ピックアップトラックよりも便利なオート三輪
呉さんの店では、電動スクーター、ゴルフカートなども販売しているが、最も売れているのはオート三輪だ。主に農家の人が買って、農場に荷物を運ぶのに使っている。これまではピックアップトラックを使っていたが、大きすぎで実際の農場では不便なことも多かった。そう感じていた農家が小回りの効くオート三輪に目をつけた。また、メキシコ人が買っていき、屋台に改造してキッチンカーにしている例も増えているという。



欧州でも人気に、販売数は増加中
電動オート三輪を製造している国威(グオウェイ、http://www.guoweimotor.com/)電動三輪事業部の秦暁明服装経理によると、電動オート三輪は、2024年11月にイタリアのミラノで開催されたバイク展でも注目されるなど、海外で注目され始めている。海外向けの注文は2割から3割ペースで増加をしているという。
智研コンサルティングの調査によると、2022年の電動オート三輪の世界での販売台数は2287.2万台であり、そのほとんどが中国製だ。

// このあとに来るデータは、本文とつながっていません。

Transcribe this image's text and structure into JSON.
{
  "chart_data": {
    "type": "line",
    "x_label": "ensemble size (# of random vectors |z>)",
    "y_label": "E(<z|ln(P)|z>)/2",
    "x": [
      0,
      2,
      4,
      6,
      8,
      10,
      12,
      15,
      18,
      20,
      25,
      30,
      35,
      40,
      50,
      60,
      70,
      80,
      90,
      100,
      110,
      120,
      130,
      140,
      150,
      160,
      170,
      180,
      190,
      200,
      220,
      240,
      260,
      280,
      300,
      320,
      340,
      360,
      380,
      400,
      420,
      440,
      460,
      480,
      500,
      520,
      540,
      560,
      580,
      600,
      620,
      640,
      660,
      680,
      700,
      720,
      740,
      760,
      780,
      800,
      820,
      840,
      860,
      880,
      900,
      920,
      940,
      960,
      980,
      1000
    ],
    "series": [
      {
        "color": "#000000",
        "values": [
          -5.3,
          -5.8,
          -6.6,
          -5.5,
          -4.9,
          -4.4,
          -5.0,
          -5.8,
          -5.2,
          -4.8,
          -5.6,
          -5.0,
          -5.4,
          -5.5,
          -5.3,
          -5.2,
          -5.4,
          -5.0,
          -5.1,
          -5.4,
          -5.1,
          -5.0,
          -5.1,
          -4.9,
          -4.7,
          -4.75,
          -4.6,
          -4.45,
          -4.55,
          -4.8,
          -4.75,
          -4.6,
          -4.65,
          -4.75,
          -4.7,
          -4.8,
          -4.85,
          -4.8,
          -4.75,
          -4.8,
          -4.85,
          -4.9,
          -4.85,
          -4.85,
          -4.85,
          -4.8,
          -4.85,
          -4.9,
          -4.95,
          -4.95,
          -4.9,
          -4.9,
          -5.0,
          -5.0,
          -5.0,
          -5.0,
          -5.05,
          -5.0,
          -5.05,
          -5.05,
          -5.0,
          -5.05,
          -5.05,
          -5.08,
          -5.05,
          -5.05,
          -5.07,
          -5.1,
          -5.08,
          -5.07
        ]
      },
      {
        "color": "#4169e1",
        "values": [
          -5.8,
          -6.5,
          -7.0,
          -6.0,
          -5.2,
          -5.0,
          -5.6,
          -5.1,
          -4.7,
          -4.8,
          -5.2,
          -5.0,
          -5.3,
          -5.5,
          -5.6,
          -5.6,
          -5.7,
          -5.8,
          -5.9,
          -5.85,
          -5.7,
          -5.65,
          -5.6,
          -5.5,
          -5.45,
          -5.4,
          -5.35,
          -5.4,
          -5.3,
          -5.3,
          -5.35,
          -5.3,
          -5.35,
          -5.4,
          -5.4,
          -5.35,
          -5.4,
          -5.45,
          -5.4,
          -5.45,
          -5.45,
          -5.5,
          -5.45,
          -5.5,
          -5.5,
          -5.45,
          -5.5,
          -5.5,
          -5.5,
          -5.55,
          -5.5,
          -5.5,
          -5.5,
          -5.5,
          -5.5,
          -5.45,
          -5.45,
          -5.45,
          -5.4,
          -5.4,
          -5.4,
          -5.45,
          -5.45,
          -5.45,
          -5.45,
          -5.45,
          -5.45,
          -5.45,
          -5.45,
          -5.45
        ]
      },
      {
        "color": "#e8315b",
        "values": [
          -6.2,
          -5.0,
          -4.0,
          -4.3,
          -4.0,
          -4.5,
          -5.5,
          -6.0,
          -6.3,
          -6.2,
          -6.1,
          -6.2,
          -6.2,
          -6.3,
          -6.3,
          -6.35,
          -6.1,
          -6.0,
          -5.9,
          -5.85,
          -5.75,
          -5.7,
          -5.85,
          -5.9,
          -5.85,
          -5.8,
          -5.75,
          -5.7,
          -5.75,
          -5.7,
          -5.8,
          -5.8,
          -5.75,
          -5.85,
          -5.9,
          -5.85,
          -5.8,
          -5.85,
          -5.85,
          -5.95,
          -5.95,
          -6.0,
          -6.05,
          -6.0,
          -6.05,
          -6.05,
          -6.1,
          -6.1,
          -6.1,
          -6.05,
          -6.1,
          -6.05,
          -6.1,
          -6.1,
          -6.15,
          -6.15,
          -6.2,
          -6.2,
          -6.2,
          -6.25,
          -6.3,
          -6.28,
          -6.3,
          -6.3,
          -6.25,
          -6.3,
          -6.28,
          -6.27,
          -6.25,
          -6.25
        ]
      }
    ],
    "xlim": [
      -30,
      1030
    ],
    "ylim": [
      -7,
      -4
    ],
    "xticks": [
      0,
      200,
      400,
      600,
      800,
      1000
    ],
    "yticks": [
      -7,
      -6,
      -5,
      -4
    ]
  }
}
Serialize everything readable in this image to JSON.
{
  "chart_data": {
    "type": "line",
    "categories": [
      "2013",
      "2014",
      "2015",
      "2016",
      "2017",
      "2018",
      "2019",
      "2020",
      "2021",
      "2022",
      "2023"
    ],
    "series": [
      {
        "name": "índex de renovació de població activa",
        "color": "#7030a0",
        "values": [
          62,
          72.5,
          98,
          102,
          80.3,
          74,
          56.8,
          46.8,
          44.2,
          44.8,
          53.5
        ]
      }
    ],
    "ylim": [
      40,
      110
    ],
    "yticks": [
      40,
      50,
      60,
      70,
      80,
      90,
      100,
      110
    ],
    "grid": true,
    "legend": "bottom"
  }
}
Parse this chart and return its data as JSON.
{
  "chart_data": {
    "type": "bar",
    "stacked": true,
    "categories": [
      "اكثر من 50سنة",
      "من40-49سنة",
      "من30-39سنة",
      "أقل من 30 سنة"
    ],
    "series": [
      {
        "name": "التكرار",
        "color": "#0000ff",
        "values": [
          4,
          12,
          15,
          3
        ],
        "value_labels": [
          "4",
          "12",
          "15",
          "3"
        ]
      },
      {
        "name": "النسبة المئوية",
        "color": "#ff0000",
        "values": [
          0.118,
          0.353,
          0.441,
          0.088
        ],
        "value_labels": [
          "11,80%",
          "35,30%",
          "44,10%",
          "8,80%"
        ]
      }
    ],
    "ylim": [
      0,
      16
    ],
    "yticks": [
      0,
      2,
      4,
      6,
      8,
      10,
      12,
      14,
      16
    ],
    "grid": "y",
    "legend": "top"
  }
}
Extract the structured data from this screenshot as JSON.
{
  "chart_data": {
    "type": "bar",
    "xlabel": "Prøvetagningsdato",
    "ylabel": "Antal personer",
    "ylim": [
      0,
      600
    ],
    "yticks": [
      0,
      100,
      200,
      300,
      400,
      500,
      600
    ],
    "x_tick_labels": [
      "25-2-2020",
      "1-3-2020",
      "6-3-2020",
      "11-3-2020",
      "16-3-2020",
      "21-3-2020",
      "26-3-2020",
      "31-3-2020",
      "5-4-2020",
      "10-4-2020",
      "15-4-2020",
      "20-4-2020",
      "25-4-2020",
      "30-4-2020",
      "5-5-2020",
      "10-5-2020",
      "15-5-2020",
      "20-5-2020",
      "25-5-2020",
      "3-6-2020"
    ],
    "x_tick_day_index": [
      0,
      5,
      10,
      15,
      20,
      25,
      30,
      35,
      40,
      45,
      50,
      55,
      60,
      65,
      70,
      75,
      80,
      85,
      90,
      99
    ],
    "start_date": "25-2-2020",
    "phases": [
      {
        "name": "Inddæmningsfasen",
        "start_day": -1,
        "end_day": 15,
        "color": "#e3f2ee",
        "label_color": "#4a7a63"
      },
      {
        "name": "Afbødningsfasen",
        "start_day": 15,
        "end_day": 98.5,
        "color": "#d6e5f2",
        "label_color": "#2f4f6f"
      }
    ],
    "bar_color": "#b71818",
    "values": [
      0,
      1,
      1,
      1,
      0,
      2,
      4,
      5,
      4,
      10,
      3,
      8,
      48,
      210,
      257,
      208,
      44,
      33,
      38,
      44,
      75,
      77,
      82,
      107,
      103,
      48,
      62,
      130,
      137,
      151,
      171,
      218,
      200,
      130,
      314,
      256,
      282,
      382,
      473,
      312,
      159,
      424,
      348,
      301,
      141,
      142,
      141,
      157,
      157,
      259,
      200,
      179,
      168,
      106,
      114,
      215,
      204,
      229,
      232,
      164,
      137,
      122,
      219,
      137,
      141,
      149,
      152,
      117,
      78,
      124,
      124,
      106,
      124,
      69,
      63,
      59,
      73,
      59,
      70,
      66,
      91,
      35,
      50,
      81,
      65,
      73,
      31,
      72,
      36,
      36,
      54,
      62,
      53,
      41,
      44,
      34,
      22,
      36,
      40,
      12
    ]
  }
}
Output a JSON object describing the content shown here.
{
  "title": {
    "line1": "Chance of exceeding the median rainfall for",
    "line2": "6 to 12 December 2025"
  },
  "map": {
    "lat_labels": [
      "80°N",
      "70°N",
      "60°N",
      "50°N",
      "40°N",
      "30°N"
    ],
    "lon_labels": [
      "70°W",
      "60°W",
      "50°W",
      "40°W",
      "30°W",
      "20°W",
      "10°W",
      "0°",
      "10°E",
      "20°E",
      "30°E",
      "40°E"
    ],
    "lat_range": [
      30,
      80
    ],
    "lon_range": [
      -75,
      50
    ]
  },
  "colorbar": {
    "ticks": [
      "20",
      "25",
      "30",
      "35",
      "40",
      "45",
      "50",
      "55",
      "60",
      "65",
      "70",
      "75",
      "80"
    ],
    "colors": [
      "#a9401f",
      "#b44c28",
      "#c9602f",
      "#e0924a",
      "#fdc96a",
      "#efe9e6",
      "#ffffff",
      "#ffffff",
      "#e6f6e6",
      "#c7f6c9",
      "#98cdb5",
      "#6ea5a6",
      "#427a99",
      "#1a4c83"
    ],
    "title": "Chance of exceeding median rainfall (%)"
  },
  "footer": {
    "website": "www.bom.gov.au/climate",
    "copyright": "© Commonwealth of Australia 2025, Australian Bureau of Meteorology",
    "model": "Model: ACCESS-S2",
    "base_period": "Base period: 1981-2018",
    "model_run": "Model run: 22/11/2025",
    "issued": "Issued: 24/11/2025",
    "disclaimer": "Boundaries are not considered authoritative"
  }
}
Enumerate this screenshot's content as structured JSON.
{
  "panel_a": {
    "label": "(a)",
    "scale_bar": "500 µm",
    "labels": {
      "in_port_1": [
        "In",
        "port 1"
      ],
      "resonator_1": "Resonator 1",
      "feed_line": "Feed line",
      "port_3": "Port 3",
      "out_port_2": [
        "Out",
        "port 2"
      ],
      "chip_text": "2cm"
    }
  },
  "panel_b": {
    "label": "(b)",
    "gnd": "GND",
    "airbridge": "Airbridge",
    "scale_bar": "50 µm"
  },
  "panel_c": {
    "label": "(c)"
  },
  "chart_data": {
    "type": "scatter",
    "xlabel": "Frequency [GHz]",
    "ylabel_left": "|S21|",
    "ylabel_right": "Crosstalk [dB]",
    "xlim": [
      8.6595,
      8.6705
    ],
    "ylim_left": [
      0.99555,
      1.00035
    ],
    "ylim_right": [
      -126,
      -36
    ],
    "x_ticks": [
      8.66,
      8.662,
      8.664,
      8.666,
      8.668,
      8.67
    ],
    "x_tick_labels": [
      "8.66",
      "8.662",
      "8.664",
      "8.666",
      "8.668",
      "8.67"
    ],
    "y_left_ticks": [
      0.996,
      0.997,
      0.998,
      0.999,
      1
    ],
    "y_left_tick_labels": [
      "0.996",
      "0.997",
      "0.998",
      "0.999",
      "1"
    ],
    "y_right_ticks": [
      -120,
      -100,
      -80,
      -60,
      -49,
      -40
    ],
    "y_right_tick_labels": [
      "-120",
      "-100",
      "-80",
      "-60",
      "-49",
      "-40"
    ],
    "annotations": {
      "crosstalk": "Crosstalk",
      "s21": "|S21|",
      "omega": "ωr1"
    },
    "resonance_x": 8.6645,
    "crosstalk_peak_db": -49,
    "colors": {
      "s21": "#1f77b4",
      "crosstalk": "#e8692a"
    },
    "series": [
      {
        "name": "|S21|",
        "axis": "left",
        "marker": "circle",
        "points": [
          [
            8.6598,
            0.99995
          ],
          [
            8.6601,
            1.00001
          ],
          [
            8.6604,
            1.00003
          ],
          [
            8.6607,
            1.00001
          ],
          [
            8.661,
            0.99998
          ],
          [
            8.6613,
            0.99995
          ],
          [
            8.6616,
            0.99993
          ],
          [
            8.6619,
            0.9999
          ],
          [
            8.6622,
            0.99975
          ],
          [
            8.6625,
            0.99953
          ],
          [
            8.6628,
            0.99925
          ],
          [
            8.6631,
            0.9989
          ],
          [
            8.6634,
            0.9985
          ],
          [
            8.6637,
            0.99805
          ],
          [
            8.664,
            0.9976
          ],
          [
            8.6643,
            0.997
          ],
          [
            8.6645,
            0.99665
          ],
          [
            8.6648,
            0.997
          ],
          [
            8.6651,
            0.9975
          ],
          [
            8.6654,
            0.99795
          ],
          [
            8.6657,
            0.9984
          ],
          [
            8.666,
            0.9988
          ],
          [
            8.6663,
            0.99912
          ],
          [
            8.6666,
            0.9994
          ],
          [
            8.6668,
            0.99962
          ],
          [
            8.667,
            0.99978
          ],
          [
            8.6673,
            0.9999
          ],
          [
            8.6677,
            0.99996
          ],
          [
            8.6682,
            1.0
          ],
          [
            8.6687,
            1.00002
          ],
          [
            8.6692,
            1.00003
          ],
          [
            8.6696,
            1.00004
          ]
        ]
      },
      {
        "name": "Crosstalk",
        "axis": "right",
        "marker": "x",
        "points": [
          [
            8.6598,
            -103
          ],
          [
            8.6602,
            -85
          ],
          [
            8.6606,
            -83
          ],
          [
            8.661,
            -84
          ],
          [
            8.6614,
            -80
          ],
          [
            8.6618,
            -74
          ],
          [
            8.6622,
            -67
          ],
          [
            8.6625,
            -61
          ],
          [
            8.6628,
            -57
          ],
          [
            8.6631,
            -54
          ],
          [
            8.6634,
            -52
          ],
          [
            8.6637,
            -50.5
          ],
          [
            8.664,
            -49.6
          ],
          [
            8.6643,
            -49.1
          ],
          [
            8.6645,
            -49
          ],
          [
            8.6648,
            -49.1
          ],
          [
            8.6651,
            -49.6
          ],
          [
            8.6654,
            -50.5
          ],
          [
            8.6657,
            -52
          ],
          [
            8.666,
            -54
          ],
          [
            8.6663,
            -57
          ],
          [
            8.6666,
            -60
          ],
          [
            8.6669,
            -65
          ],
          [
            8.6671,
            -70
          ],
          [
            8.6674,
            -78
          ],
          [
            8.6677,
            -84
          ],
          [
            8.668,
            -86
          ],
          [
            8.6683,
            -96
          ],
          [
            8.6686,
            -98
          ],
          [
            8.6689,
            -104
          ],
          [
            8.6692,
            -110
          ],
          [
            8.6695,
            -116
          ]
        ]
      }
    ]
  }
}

国内だけではなく、今後は海外市場でも伸びていくと期待されている。

EVシフトの盲点になっていた小積載貨物車
欧州では2035年以降は、EVや合成燃料車などCO2を排出しないゼロエミッションカーしか販売ができなくなる。人の移動に関しては、EVに切り替える、公共交通にシフトをすることができるが、荷物を運ぶなどの作業をする人のゼロエミッションカーが不足をしている。農家や工事業者などが、都市内で荷物を運べる手軽な乗り物として電動オート三輪に注目をし始めている。
この電動オート三輪は、時速が25kmまでしか出すことができず、欧米では低速電気自動車に分類され、公道走行が認められている。この法的整備が整っていることも、米国と欧州で電動オート三輪が売れる理由になっている。
また、最も大きな理由は価格だ。ピックアップトラックは安いものでも200万円以上はするが、電動オート三輪は20万円以下で買える。ピックアップトラックの1/10程度なのだ。

欧米ではオート三輪に対する警戒感も
ただし、政治的な課題もある。米国では国内の自動車産業を脅かすとして、中国からの自動車の輸入には厳しい目が向けられており、昨2024年7月には米商務省が電動オート三輪を含む低速個人用交通手段に対してもダンピングの調査を始めている。
また、欧州では、2027年から「欧州電池規則」が施行され、動力電池を輸出するにはバッテリーの詳細仕様を明らかにし、独自にリサイクルをしなければならなくなる。輸出販売をするだけでなく、リサイクルもしなければならないため、欧州に拠点を設けて本格的に進出をする必要がある。
そのような体制を整えてまで利益が出せるほどの市場があるのかどうかについては、今のところまだ見通せていない。しかし、欧米の消費者たちは、電動オート三輪を気に入っているようだ。電動オート三輪にのって楽しんでいる姿が、TikTokなどのSNSに多数投稿されるようになっている。